The Energy Armor bracelet is a silicone band "infused with volcanic ash" which has "negative ions" in it. The whole product seems built around this idea of "negative ions." The claims on the site and the claims of the sales rep diverged a bit, so I'll mention each.
The website carefully avoids claiming that the bracelet will do anything. The website mentions all sorts of benefits of "negative ions" and claims that the bracelet is infused with these ions, but stops short of saying that the bracelet will have benefits.
The website claims that negative ions boosts blood flow to the brain, are involved in biochemical reactions that increase levels are serotonin, and improve the performance of athletes. Strictly speaking, some of these claims might be true... surely there are some polyatomic ions involved in biochemical reactions. What is unclear is how putting some ions on the surface of your skin has to do with biochemical reactions in your brain.

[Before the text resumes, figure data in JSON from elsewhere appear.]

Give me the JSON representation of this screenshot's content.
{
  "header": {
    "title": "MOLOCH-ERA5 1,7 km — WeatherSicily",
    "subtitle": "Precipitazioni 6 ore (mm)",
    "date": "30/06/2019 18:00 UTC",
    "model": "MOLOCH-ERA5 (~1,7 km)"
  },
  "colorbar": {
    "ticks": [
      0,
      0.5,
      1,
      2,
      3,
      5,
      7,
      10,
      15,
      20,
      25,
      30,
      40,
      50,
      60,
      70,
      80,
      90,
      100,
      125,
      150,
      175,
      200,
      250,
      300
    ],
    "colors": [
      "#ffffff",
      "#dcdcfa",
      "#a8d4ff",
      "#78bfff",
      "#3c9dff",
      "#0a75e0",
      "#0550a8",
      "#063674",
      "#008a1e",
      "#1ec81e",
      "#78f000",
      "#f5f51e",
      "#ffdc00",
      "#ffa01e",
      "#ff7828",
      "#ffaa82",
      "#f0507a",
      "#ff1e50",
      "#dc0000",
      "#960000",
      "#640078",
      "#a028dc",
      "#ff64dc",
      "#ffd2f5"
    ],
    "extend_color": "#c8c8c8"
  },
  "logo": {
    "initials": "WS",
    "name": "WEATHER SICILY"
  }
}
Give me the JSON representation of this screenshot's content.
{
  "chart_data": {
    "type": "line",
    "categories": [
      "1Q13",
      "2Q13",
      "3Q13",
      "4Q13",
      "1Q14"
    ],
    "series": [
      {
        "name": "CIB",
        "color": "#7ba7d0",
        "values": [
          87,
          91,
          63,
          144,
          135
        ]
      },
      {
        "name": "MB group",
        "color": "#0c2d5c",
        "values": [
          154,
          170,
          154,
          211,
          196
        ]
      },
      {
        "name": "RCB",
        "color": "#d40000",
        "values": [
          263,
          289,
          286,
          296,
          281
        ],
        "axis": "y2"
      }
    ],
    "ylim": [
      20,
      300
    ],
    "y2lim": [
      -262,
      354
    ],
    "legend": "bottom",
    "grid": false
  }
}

Elsewhere in the website the following is listed:
Now, the claims by the sales rep I spoke to were different. The rep went a step further than the website and actually stated that the bracelet will improve my energy and help relieve pain due to the presence of these negative ions. The pain relief claim is not advertised anywhere on the website. She then claimed that the negative ions are needed to counteract positive ions that come off of things plugged into the wall. She said something about things being plugged into the wall have a "frequency" and that causes "positive ions." I tried to explain to her about electromagnetic radiation, and how these radio waves and microwaves are not ionizing, but she just responded with "well, not everybody knows that." Which to me is another way of saying "I was just making stuff up, hoping you wouldn't know the difference."
And then she tried doing a test on me which I've seen before. A test which I've DONE before. It's little more than a basic magic trick.
She told me to put my right arm out to my side, and to try to resist her pushing my arm down. I was able to resist. I was then instructed to pull my cell phone out and put it over my heart, then repeat the experiment. She was able to push my arm down. The trick is to push in a slightly different direction and slightly harder to force the arm down. She then wanted to repeat the experiment with the band on my wrist, but I refused since I knew the trick and saw where it was going.
I've sent a complaint to the FTC about their potentially misleading marketing. This is just a rehash of the q-ray bracelets (http://www.ftc.gov/opa/2008/01/qray.shtm).
In the meantime, please let your friends and family members avoid this scam.
|Sep6-11, 11:53 AM||#2|
I believe the "smell" they are referring to is ozone. The mention of a "lightning slice" leads me to this conclusion. This doesn't specifically speak to "ionization." Ozone is a polar molecule if I remember correctly, but it's not an "ion" itself.
The confusion about the term "negative ion" seems large here. They should really use the terms "cation" or "anion." Is a "negative ion" short an electron? We would usually think of that as a cation (positively charged).